NPR recently reported that Florida’s official disease monitor was fired for not cooking the COVID-19 statistics as ordered by state authorities. She refused to lower the number of positive test results and other statistics to the threshold the governor had set for opening the economy. The state hired a consulting firm to replace her. The firm immediately came up with the exact numbers the governor wanted in order to declare the state open for business.
With its poll numbers tanking, the Republican Party has only the possibility of an improved economy to hang its hopes on. So, there is reason to believe that key Republican governors around the country have been requested by the Trump administration to open their economies at any cost. If the cost seems too high in terms of COVID-19 deaths, simply stop counting. We now see that premature opening of Florida’s economy, based on invented numbers, is taking a horrendous toll in human life.

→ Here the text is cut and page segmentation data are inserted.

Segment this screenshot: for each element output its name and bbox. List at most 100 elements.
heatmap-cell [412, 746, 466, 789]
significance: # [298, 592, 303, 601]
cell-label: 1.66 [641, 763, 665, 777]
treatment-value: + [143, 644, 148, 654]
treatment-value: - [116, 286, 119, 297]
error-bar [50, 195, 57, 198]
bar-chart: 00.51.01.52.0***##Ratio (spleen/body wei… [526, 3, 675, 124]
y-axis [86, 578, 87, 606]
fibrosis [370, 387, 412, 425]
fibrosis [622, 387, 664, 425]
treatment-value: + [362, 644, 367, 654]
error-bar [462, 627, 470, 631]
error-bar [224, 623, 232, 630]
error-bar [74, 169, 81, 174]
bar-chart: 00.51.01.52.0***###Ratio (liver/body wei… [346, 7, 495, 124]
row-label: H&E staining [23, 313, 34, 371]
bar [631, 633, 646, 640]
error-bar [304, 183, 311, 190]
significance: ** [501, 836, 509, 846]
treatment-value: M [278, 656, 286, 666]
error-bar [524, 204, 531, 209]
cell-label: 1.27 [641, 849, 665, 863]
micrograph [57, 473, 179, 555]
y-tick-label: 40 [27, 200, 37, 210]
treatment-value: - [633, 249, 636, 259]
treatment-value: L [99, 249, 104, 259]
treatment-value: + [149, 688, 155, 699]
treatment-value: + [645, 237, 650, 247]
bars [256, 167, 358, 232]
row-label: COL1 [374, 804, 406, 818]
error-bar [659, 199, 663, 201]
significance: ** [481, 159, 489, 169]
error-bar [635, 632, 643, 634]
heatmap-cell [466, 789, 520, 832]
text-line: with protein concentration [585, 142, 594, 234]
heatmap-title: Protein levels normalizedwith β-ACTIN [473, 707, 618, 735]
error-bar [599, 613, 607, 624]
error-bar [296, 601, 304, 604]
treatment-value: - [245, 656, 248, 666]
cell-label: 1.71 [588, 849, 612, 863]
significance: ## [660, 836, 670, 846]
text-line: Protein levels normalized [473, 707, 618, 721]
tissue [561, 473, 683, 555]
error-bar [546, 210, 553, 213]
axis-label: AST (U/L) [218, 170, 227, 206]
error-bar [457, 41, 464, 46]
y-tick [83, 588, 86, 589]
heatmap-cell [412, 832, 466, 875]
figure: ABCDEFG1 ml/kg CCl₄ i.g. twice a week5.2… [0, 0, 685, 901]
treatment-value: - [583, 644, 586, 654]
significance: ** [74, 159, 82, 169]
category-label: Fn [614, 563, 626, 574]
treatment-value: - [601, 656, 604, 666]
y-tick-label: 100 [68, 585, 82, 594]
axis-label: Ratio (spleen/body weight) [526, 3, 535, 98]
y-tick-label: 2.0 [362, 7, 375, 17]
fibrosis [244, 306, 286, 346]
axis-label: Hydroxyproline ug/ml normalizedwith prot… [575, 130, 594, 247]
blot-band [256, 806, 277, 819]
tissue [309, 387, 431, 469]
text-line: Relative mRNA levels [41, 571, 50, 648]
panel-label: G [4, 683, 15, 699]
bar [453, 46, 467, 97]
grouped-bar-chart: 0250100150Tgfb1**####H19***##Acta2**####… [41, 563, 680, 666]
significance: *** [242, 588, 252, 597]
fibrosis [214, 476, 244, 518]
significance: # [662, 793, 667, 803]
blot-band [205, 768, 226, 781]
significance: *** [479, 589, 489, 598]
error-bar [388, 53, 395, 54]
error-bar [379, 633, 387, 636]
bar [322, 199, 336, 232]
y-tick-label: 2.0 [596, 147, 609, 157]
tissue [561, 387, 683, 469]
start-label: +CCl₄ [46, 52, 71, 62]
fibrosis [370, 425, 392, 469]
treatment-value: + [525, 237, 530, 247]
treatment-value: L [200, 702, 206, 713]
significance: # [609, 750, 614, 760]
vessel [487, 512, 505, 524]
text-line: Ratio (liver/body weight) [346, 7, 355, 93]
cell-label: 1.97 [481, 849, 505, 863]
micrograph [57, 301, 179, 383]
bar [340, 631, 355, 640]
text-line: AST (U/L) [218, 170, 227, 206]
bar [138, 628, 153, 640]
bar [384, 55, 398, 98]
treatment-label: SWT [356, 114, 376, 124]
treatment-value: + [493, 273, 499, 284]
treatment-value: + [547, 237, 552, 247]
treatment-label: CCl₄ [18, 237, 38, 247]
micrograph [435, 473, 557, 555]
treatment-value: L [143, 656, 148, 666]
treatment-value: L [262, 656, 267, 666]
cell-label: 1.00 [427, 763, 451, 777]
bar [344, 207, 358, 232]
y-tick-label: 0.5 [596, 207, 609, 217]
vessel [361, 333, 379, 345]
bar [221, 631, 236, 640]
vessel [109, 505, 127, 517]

Official fiddling of statistics is something we expect from corrupt governments. In the 1990s, Newsweek reported that Chinese municipalities, which are responsible for much of China’s economic growth, would rent out sheep to neighboring municipalities to make their agricultural numbers soar at sheep-census time. One municipality that ran a cigarette factory paid its workers in cigarettes to swell its production numbers. Why? Those production numbers were the basis for revenue sharing by the national government, which collects taxes.
“Evidence-based” decision-making is now touted as good practice in American public administration. Every level of government has set up some kind of mechanism to monitor and analyze data important to the decision-making process. But, who is monitoring the process? Who is protecting the objectivity and professionalism underlying decisions we must live – or die – with?
Trump’s Republicans are saying, “Find those people and fire them.”